$X_n$ and $Y_n$ are random processes. Both of them have independent increment. Does $X_n + Y_n$ has that property?
1 Answers
No, in general this is not the case. As the example below shows, the processes may depend on each other and therefore adding them up this destroys the independence of the increments. It is not difficult to show that $(X_n+Y_n)_n$ has independent increments if the processes $(X_n)_n$ and $(Y_n)_n$ are independent.

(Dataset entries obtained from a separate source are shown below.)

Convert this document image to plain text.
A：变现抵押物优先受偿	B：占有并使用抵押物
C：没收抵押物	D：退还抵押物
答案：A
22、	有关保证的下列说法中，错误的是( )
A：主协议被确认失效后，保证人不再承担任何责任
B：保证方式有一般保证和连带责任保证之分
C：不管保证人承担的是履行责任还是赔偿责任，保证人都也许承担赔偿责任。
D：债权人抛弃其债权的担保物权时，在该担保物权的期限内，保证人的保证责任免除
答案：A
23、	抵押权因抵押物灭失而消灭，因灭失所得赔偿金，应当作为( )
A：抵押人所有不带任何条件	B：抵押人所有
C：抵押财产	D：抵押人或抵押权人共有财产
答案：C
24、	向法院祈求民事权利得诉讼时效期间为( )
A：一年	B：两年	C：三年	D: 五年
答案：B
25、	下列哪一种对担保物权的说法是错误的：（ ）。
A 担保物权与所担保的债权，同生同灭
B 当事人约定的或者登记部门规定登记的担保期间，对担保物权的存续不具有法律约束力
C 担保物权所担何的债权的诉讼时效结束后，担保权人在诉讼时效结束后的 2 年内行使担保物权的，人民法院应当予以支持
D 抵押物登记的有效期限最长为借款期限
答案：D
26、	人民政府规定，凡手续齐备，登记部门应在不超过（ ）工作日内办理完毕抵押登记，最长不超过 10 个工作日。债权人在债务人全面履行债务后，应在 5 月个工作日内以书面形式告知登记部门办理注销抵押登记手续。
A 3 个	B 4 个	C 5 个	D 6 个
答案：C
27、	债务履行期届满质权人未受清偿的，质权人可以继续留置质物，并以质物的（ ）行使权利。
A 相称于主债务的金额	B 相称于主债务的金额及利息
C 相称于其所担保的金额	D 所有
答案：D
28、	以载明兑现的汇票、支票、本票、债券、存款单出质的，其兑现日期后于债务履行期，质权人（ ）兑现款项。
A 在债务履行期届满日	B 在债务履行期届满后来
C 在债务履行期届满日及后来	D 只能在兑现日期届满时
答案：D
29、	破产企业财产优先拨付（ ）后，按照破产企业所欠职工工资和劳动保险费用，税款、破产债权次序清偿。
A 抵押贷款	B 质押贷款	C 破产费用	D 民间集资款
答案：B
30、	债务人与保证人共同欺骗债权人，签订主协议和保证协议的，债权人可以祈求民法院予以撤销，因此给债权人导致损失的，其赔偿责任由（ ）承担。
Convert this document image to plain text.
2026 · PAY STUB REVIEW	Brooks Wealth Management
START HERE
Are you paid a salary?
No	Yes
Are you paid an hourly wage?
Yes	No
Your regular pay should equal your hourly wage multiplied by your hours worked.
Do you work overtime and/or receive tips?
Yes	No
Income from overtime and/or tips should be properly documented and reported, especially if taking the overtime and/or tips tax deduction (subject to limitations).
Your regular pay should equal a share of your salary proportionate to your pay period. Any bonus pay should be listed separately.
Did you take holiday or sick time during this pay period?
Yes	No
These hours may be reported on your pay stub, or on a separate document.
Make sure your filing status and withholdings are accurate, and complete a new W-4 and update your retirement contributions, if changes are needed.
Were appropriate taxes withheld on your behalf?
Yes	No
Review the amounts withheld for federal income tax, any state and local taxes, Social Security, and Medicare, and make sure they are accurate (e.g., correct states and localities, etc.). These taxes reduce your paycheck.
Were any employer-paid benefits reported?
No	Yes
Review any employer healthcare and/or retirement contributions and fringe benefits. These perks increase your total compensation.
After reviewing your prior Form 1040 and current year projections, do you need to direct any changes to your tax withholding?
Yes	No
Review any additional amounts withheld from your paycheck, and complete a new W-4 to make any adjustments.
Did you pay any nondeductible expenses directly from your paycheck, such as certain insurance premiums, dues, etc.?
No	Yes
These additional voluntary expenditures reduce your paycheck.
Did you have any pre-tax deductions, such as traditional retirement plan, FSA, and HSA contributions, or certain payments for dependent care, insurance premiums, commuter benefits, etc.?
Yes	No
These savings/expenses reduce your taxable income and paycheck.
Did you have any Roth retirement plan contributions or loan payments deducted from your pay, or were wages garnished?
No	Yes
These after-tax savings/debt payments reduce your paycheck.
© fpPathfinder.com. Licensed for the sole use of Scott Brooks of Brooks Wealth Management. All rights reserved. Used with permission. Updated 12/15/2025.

Example Let $(B_t)_{t \geq 0}$ a Brownian motion and set $$X_n := B_n \qquad \qquad Y_n :=X_{n-1} = B_{n-1}$$ and $Y_0 := 0$. For any $n \geq 3$, we have
$$Z_n :=X_n+Y_n = B_n+B_{n-1}$$
Then,
$$\begin{align*} & \mathbb{E}((Z_n-Z_{n-1}) \cdot (Z_{n-1}-Z_{n-2})) \\ &= \mathbb{E}((B_n-B_{n-2}) \cdot (B_{n-1}-B_{n-3})) \\ &= \mathbb{E}(B_n \cdot B_{n-1}) - \mathbb{E}(B_n \cdot B_{n-3}) - \mathbb{E}(B_{n-2} \cdot B_{n-1}) + \mathbb{E}(B_{n-2} \cdot B_{n-3}) \\ &= (n-1)-(n-3)-(n-2)+(n-3) = 1 \end{align*}$$
using that $\mathbb{E}(B_s \cdot B_t) = \min\{s,t\}$ for any $s,t \geq 0$. On the other hand, $\mathbb{E}B_t = 0$ implies
$$\mathbb{E}(Z_n-Z_{n-1}) = \mathbb{E}(Z_{n-1}-Z_{n-2})=0$$
This shows that $Z_n-Z_{n-1}$ and $Z_{n-1}-Z_{n-2}$ are not independent.